Publikation
AlphaZe(_ast)(_ast): AlphaZero-like baselines for imperfect information games are surprisingly strong
Jannis Blüml; Johannes Czech; Kristian Kersting
In: Frontiers in Artificial Intelligence, Vol. 6, Pages 1-18, Frontiers, 2023.
Zusammenfassung
In recent years, deep neural networks for strategy games have made significant
progress. AlphaZero-like frameworks which combine Monte-Carlo tree search
with reinforcement learning have been successfully applied to numerous games
with perfect information. However, they have not been developed for domains
where uncertainty and unknowns abound, and are therefore often considered
unsuitable due to imperfect observations.
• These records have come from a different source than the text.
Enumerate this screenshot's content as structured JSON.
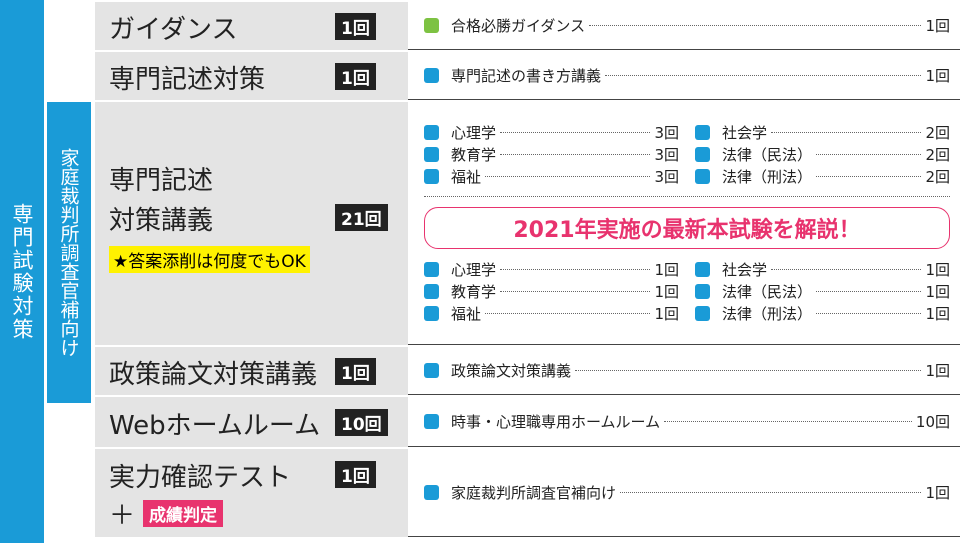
{
  "sidebar": {
    "label": "専門試験対策",
    "sub_label": "家庭裁判所調査官補向け"
  },
  "rows": [
    {
      "title_lines": [
        "ガイダンス"
      ],
      "count": "1回",
      "marker_color": "#7dc242",
      "items": [
        {
          "name": "合格必勝ガイダンス",
          "count": "1回"
        }
      ]
    },
    {
      "title_lines": [
        "専門記述対策"
      ],
      "count": "1回",
      "marker_color": "#1a9bd7",
      "items": [
        {
          "name": "専門記述の書き方講義",
          "count": "1回"
        }
      ]
    },
    {
      "title_lines": [
        "専門記述",
        "対策講義"
      ],
      "count": "21回",
      "note": "★答案添削は何度でもOK",
      "marker_color": "#1a9bd7",
      "items_top": [
        {
          "name": "心理学",
          "count": "3回"
        },
        {
          "name": "社会学",
          "count": "2回"
        },
        {
          "name": "教育学",
          "count": "3回"
        },
        {
          "name": "法律（民法）",
          "count": "2回"
        },
        {
          "name": "福祉",
          "count": "3回"
        },
        {
          "name": "法律（刑法）",
          "count": "2回"
        }
      ],
      "banner": "2021年実施の最新本試験を解説！",
      "items_bottom": [
        {
          "name": "心理学",
          "count": "1回"
        },
        {
          "name": "社会学",
          "count": "1回"
        },
        {
          "name": "教育学",
          "count": "1回"
        },
        {
          "name": "法律（民法）",
          "count": "1回"
        },
        {
          "name": "福祉",
          "count": "1回"
        },
        {
          "name": "法律（刑法）",
          "count": "1回"
        }
      ]
    },
    {
      "title_lines": [
        "政策論文対策講義"
      ],
      "count": "1回",
      "marker_color": "#1a9bd7",
      "items": [
        {
          "name": "政策論文対策講義",
          "count": "1回"
        }
      ]
    },
    {
      "title_lines": [
        "Webホームルーム"
      ],
      "count": "10回",
      "marker_color": "#1a9bd7",
      "items": [
        {
          "name": "時事・心理職専用ホームルーム",
          "count": "10回"
        }
      ]
    },
    {
      "title_lines": [
        "実力確認テスト"
      ],
      "count": "1回",
      "extra": "＋",
      "tag": "成績判定",
      "marker_color": "#1a9bd7",
      "items": [
        {
          "name": "家庭裁判所調査官補向け",
          "count": "1回"
        }
      ]
    }
  ]
}
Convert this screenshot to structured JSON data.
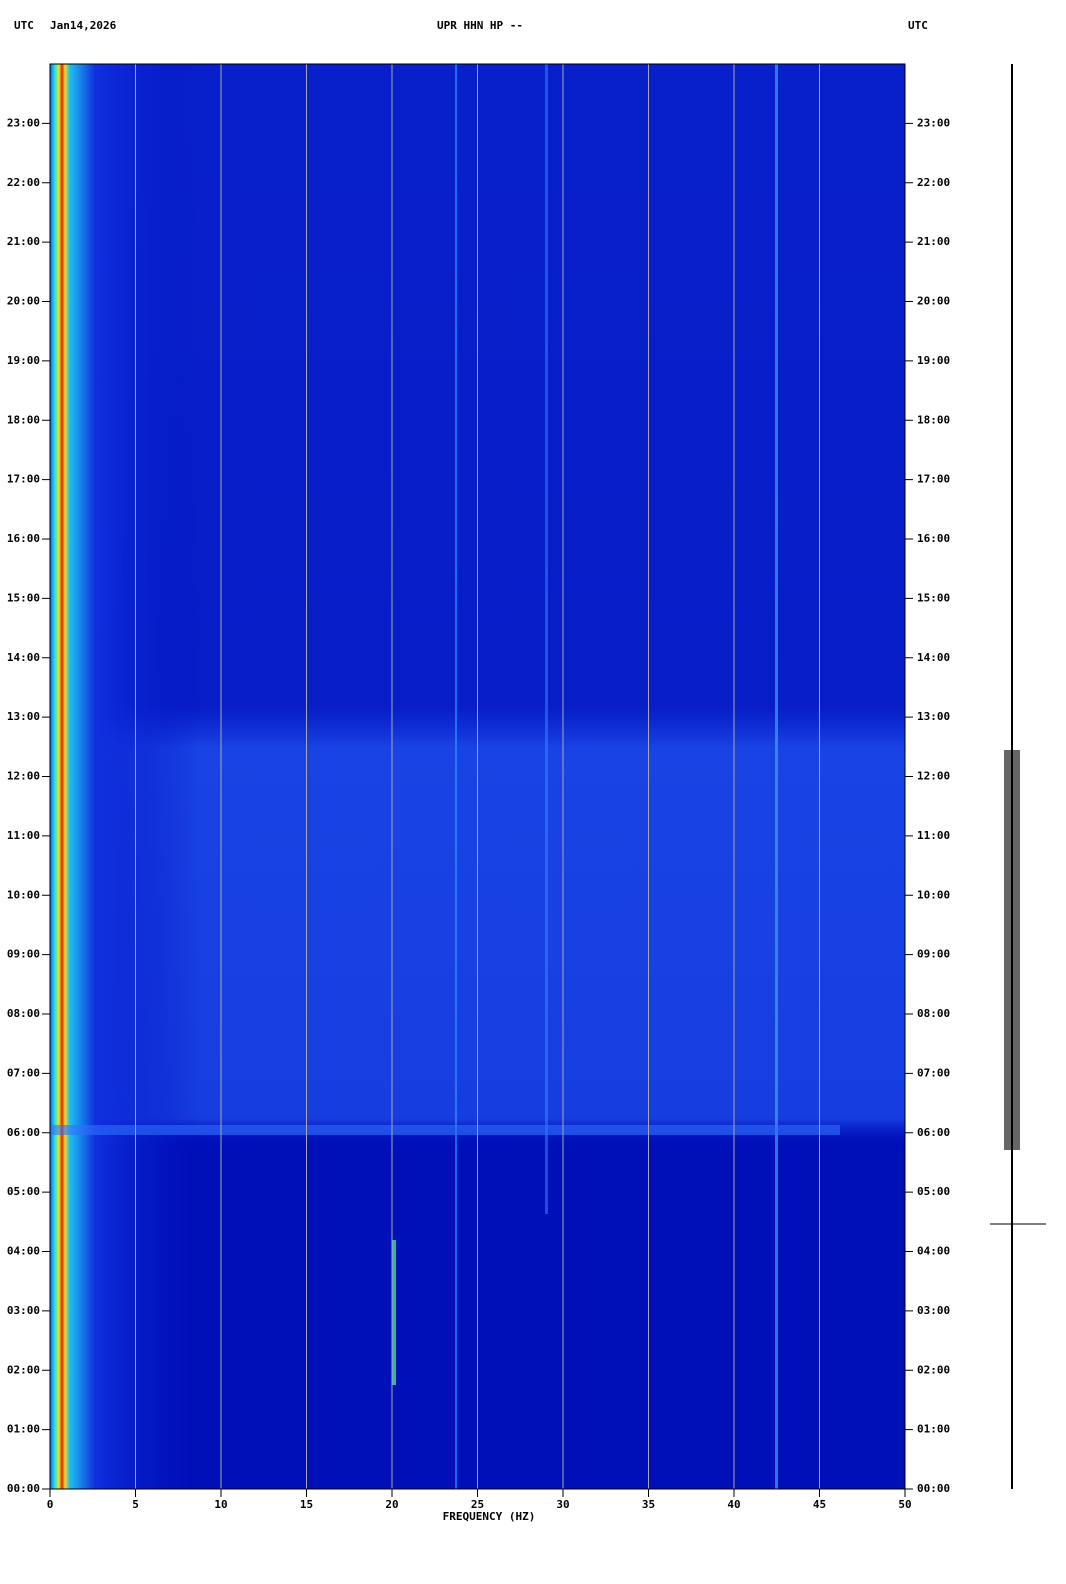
{
  "chart_data": {
    "type": "spectrogram",
    "title": "UPR HHN HP --",
    "date": "Jan14,2026",
    "left_time_label": "UTC",
    "right_time_label": "UTC",
    "xlabel": "FREQUENCY (HZ)",
    "xlim": [
      0,
      50
    ],
    "xticks": [
      0,
      5,
      10,
      15,
      20,
      25,
      30,
      35,
      40,
      45,
      50
    ],
    "ylim": [
      0,
      24
    ],
    "yticks": [
      {
        "value": 0,
        "label": "00:00"
      },
      {
        "value": 1,
        "label": "01:00"
      },
      {
        "value": 2,
        "label": "02:00"
      },
      {
        "value": 3,
        "label": "03:00"
      },
      {
        "value": 4,
        "label": "04:00"
      },
      {
        "value": 5,
        "label": "05:00"
      },
      {
        "value": 6,
        "label": "06:00"
      },
      {
        "value": 7,
        "label": "07:00"
      },
      {
        "value": 8,
        "label": "08:00"
      },
      {
        "value": 9,
        "label": "09:00"
      },
      {
        "value": 10,
        "label": "10:00"
      },
      {
        "value": 11,
        "label": "11:00"
      },
      {
        "value": 12,
        "label": "12:00"
      },
      {
        "value": 13,
        "label": "13:00"
      },
      {
        "value": 14,
        "label": "14:00"
      },
      {
        "value": 15,
        "label": "15:00"
      },
      {
        "value": 16,
        "label": "16:00"
      },
      {
        "value": 17,
        "label": "17:00"
      },
      {
        "value": 18,
        "label": "18:00"
      },
      {
        "value": 19,
        "label": "19:00"
      },
      {
        "value": 20,
        "label": "20:00"
      },
      {
        "value": 21,
        "label": "21:00"
      },
      {
        "value": 22,
        "label": "22:00"
      },
      {
        "value": 23,
        "label": "23:00"
      }
    ],
    "grid": true,
    "grid_color": "#a8a8a8"
  }
}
Here, we challenge this view and argue
that they are a viable alternative for games with imperfect information—a domain
currently dominated by heuristic approaches or methods explicitly designed for
hidden information, such as oracle-based techniques. To this end, we introduce a
novel algorithm based solely on reinforcement learning, called AlphaZe∗∗, which
is an AlphaZero-based framework for games with imperfect information. We
examine its learning convergence on the games Stratego and DarkHex and show
that it is a surprisingly strong baseline, while using a model-based approach: it
achieves similar win rates against other Stratego bots like Pipeline Policy Space
Response Oracle (P2SRO), while not winning in direct comparison against P2SRO
or reaching the much stronger numbers of DeepNash. Compared to heuristics
and oracle-based approaches, AlphaZe∗∗ can easily deal with rule changes, e.g.,
when more information than usual is given, and drastically outperforms other
approaches in this respect.